February 17, 2019
Prescription drugs.

Reduce Your Risk of Bad Drug Reactions

by Health After 50  

If you’re taking more than one prescription drug, you can take steps to reduce your risk of dangerous interactions or side effects. The more you know about your medications, the less likely you’ll suffer preventable side effects and the more likely you’ll be able to recognize them. The American Geriatrics Society offers the following suggestions:

  • When you’re prescribed a new drug, ask your doctor or pharmacist for specific instructions on the best way to take the drug—with or without food, for example—or whether the prescription drug could interact harmfully with any over-the-counter medications, dietary supplements, or alcoholic beverages.

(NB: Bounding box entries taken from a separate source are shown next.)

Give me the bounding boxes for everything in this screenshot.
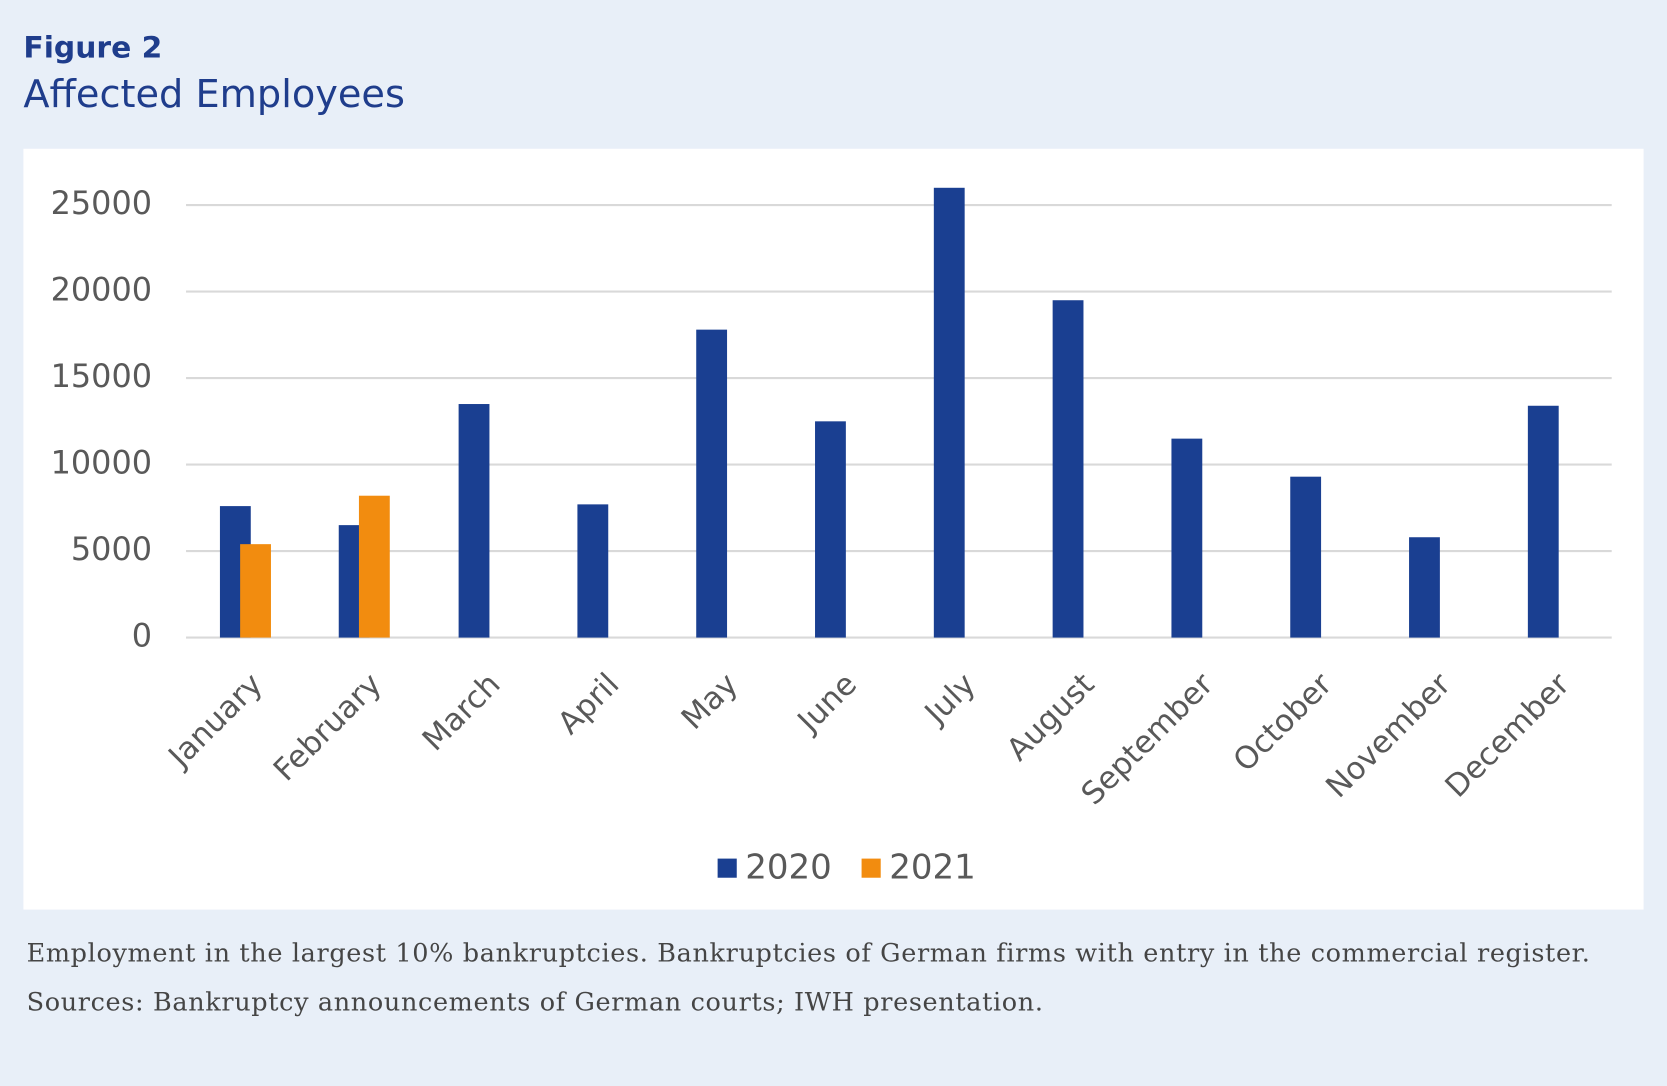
bar	[577, 504, 609, 638]
bar	[1171, 438, 1203, 638]
y-tick-label: 5000	[71, 530, 152, 568]
bar	[240, 544, 271, 638]
bar	[1290, 476, 1322, 638]
legend-swatch	[717, 858, 737, 878]
bar	[1052, 300, 1084, 638]
note: Employment in the largest 10% bankruptci…	[26, 938, 1591, 969]
notes: Employment in the largest 10% bankruptci…	[27, 935, 1632, 1020]
legend-label: 2020	[745, 848, 832, 888]
source: Sources: Bankruptcy announcements of Ger…	[26, 987, 1044, 1017]
y-tick-label: 20000	[51, 271, 152, 309]
bar	[933, 187, 965, 638]
bar	[1409, 537, 1440, 638]
notes-box: Employment in the largest 10% bankruptci…	[27, 935, 1632, 1020]
legend-swatch	[861, 858, 881, 878]
bar	[815, 421, 846, 638]
figure-label: Figure 2	[23, 30, 162, 65]
bar	[358, 495, 390, 638]
legend-label: 2021	[889, 848, 976, 888]
bar	[458, 404, 490, 638]
y-tick-label: 0	[132, 617, 152, 655]
chart-title: Affected Employees	[23, 72, 405, 117]
y-tick-label: 10000	[51, 444, 152, 482]
y-tick-label: 15000	[51, 357, 152, 395]
bar	[1527, 405, 1559, 638]
bar	[696, 329, 728, 638]
y-tick-label: 25000	[51, 184, 152, 222]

Take your medications only as directed.
  • Keep an updated list of your medications, including prescription and over-the-counter drugs, supplements such as vitamins and minerals, and herbal remedies.
  • Show your medication list to your doctor at every visit so he or she can prescribe medicine that won’t interact with anything you’re taking.
  • Ask your doctor about the drugs you’re taking and what kinds of adverse effects to watch for.
  • If you suspect you’re having a bad reaction to a drug, contact your doctor right away. If the symptoms are potentially life threatening, call 911.
  • When you go to the pharmacy to pick up a new prescription and the pharmacist asks, “Do you have any questions?” respond by asking, “How safe is the medication and what should I watch out for?”
  • If you’re concerned that a drug you’re taking is either not working or not necessary, talk with your doctor. Don’t stop taking the medication without consulting your doctor first.

This article first appeared in the May 2018 issue of UC Berkeley Health After 50.